**Key characteristics**
* The CEACAMP1 gene is located on chromosome 13q13.1.
* It is a large gene, with a length of approximately 12.3 kb.
* The protein product of the CEACAMP1 gene is a transmembrane protein with a molecular weight of approximately 140 kDa.
* The CEACAMP1 gene is expressed in a variety of cell types, including retinal rod cells, oligodendrocyte precursor cells, retinal pigment epithelial cells, ependymal cells, astrocytes, pigmented ciliary epithelial cells, ON retinal ganglion cells, OFF retinal ganglion cells, and cerebellar granule cell precursors.
**Pathways and functions**
The CEACAMP1 gene is thought to be involved in the regulation of retinal development and function through a variety of pathways. These pathways include:
* **Cell adhesion:** The CEACAMP1 gene is expressed in cells that are involved in cell adhesion, such as retinal rod cells and oligodendrocyte precursor cells. It is thought to be involved in the adhesion of these cells to each other and to the extracellular matrix.
* **Growth factor signaling:** The CEACAMP1 gene is also expressed in cells that are involved in growth factor signaling, such as retinal pigment epithelial cells and astrocytes. It is thought to be involved in the regulation of cell growth and migration.

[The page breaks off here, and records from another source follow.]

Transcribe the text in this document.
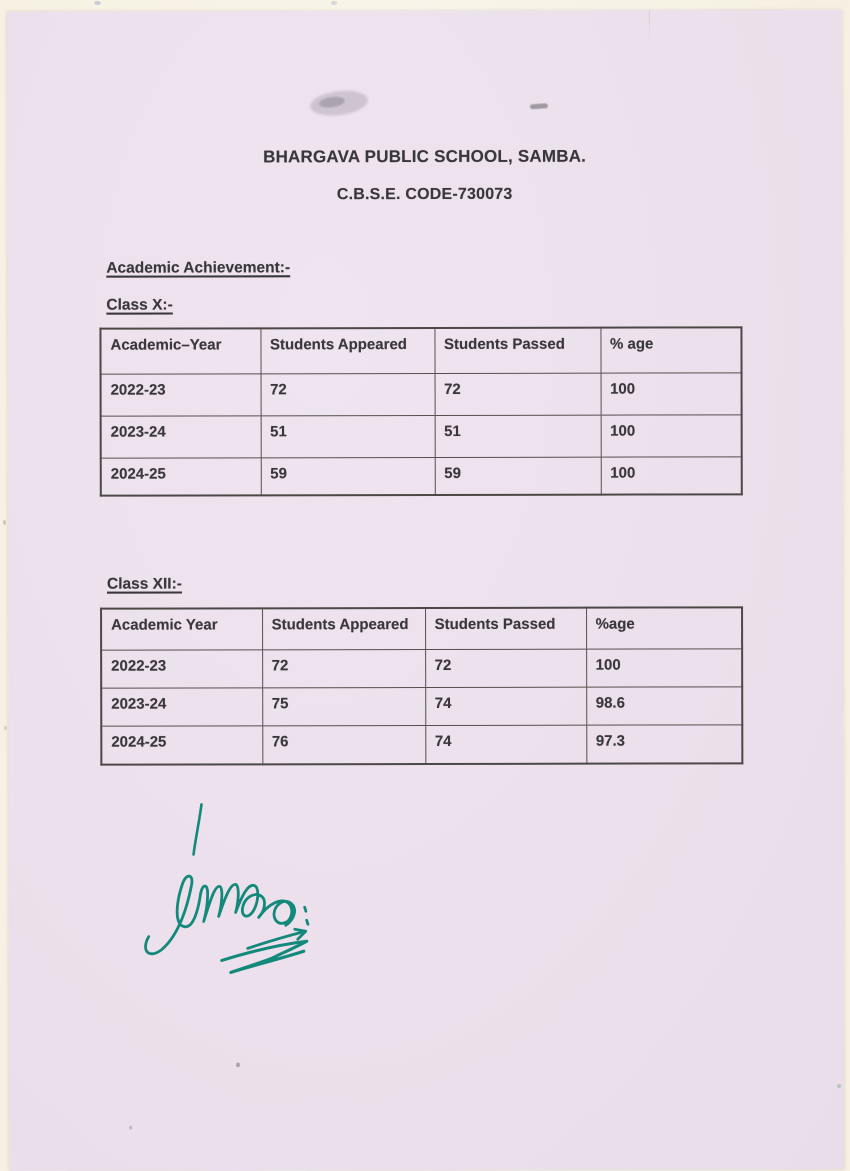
BHARGAVA PUBLIC SCHOOL, SAMBA.
C.B.S.E. CODE-730073
Academic Achievement:-
Class X:-
Academic–Year	Students Appeared	Students Passed	% age
2022-23	72	72	100
2023-24	51	51	100
2024-25	59	59	100
Class XII:-
Academic Year	Students Appeared	Students Passed	%age
2022-23	72	72	100
2023-24	75	74	98.6
2024-25	76	74	97.3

* **Neurotransmitter release:** The CEACAMP1 gene is expressed in cells that are involved in neurotransmitter release, such as ON and OFF retinal ganglion cells. It is thought to be involved in the release of neurotransmitters from these cells.
**Clinical significance**
Mutations in the CEACAMP1 gene have been linked to a number of eye diseases, including retinitis pigmentosa, macular dystrophy, and glaucoma. These diseases are characterized by the loss of vision, and it is thought that mutations in the CEACAMP1 gene may be responsible for this loss of vision. Further research is needed to confirm the role of the CEACAMP1 gene in eye diseases, and to develop treatments for these diseases.
Disclaimer: This summary is generated by an AI language model and may contain inaccuracies or hallucinations. However, it is cross-referenced with curated gene expression data from major biological sources. Please verify the information before use.